Der Flughafen Lleida-Alguaire ist seit 2010 in Betrieb. Die katalanische Regionalregierung rechnete damals mit rund 400.000 Passagieren pro Jahr. Doch dieses Ziel wurde nie erreicht. Im vergangenen Jahr fertigte der Flughafen etwa 40.000 Gäste ab, ein Zehntel der anvisierten Zahl.

Der Flughafen verdient bis heute kein Geld, er ist seit neun Jahren ein Zuschussgeschäft, gesteht Isidre Gavin. Er ist Beauftragter für Infrastruktur bei der Regionalregierung Kataloniens. Ihr gehört die Betriebsgesellschaft des Flughafens. "Der Fehler war ein strategischer. Es war falsch zu denken, dass ein Flughafen in einem Gebiet, in dem relativ wenige Menschen leben und es auch nicht besonders viel Tourismus gibt, als klassischer Passagierflughafen funktionieren kann", sagt Gavin.
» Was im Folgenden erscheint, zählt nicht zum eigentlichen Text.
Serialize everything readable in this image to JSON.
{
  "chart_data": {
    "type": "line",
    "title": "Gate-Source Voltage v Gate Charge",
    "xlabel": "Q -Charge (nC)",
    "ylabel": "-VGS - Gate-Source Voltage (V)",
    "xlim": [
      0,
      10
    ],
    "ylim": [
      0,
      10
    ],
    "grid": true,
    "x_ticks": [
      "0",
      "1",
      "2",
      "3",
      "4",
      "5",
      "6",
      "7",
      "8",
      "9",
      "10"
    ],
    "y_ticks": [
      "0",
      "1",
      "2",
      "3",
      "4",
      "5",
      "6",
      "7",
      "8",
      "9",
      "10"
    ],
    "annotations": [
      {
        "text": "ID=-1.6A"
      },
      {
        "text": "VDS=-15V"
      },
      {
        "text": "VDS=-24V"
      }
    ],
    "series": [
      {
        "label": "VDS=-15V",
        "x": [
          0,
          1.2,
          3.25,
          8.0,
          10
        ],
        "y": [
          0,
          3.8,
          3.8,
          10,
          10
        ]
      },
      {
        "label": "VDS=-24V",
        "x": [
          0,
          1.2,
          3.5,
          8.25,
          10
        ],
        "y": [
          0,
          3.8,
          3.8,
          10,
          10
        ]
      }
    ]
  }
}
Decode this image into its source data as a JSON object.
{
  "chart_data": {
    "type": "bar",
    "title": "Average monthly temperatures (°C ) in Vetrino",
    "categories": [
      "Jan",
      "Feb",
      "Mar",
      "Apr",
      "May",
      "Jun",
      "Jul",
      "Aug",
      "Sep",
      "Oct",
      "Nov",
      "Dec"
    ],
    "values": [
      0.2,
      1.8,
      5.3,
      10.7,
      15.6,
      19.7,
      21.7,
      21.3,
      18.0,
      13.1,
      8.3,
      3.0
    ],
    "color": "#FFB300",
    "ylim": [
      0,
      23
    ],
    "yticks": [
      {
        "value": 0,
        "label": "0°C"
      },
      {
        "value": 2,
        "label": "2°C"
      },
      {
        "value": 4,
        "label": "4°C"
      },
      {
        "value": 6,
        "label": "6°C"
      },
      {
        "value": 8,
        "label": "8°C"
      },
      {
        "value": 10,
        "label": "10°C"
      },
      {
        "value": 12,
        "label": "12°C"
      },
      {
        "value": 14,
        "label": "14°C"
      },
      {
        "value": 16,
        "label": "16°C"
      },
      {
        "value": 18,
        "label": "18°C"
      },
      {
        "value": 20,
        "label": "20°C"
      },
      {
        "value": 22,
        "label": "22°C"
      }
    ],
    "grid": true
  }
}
Für Regionalpolitiker Prestigeprojekte

Dasselbe Problem haben die Flughäfen Burgos, Leon, Logroño, Valladolid oder Castellón - um nur einige zu nennen. Die Airports entstanden in den Zeiten des Baubooms in Spanien vor gut zehn Jahren - auch dank Subventionen der Europäischen Union. 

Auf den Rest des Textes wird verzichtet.